Ох, блин, как он их всех презирал, тут у меня даже слов нет выразить все, что он думал про этих ублюдков, про замечательного негодяя известного критика Заславского, про замечательного негодяя известного критика Зелинского, про Перцова, про Славина, этих лучших знатоков Олеши и его круга, но в особенности, разумеется, про Виктора Шкловского, бывшего своего учителя, к которому он медленно, исподволь, крадучись, озираючись подбирался из норы и засады, чтобы уж порвать предателя наверняка, обглодать его до костей, и только голодная птица ворон кричала бы над сожженной землей, над костями былого наставника, чтобы уж ничего от него не осталось в предполагавшейся генеральной монографии, по сравнению с которой главная книга автора об Олеше была бы всего лишь коротким вступлением, подготовительным наброском к портрету другого, коего он ненавидел и, конечно, любил и, его презирая, завидовал этому старому, умному цинику, теоретику небывалого, учителю и предателю, уцелевшему от тюрьмы, угрем проскользнувшему между молотом и наковальней, не сидевшему бессмысленно в лагере, под ножами судьбы, без намека на биографию… О, тот сохранил и здоровье, и громкое имя, не потеряв ничего, кроме чести, да еще умудрился стать отчасти крамольным символом либеральной советской — науки? литературы? — и самим фактом долгого необорванного существования, так что все позабудут о сдаче и запомнят одни эпохальные его достижения, самим этим фактом он изнурял Белинкова-сидельца, как изнуряло его изгнание из советского литературоведения, — я на этом настаиваю несмотря ни на что.
Отверженный разными способами нашим литературоведением, пишет он о себе на стр. 438-й.

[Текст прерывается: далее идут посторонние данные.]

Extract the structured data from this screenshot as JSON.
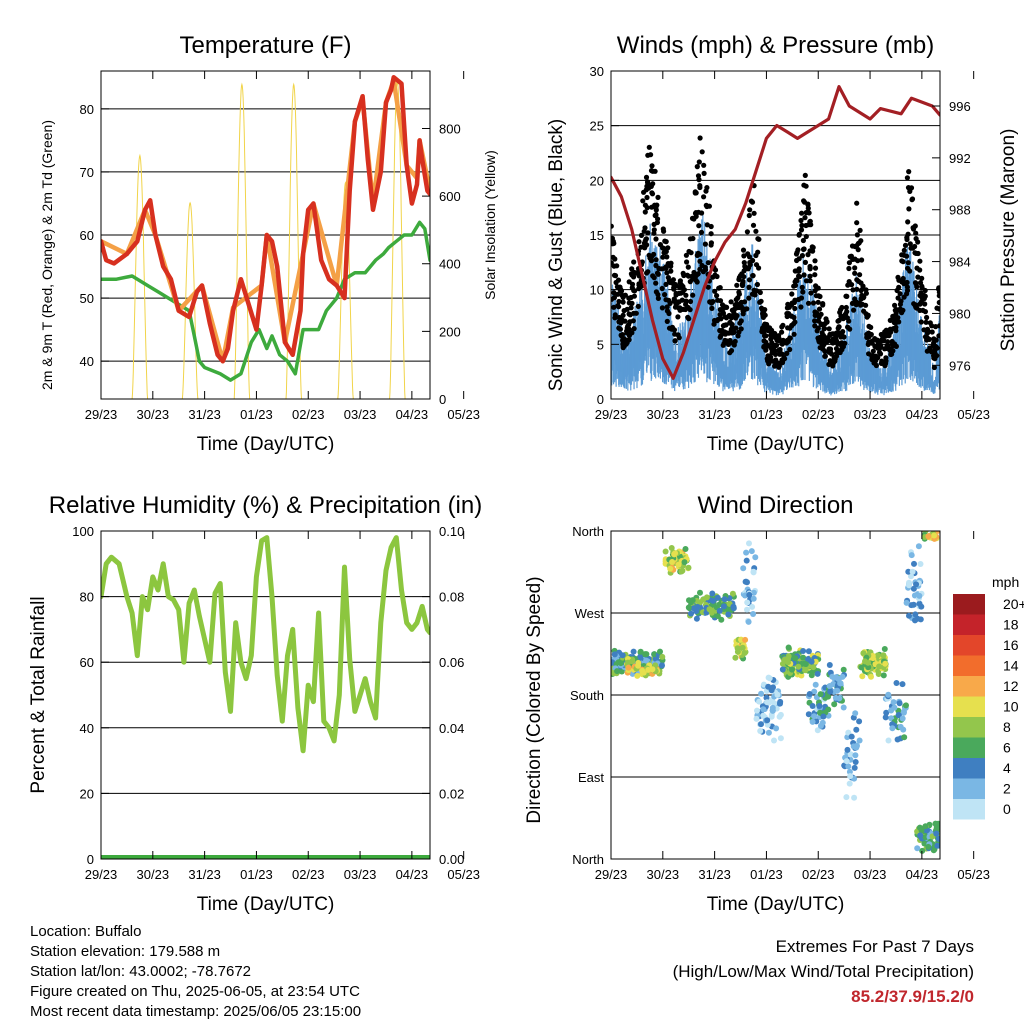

Отверженный литературоведением, повторяет он на стр. 491-й. Это далеко не случайное, это подарочное для психоанализа проговаривание. Что была ему растленная «наша» Гекуба, вся в блатных татуировках, оставленных на ней властью? Почему он вообще соотносится с нею, с ее замечательными негодяями? Нет, он явно хотел быть в том месте, откуда его изгоняли и откуда он в конечном итоге, не выдержав, убежал. Мечтая легально печататься, он пытался после освобождения играть в конвенциональные игры и лишь со временем понял, что его никуда не пустят, как того гашековского персонажа, которого раз семнадцать подряд выбрасывали из трактира, а он лез обратно в дверь, в окно, через дымоход — трубочку, мол, позабыл.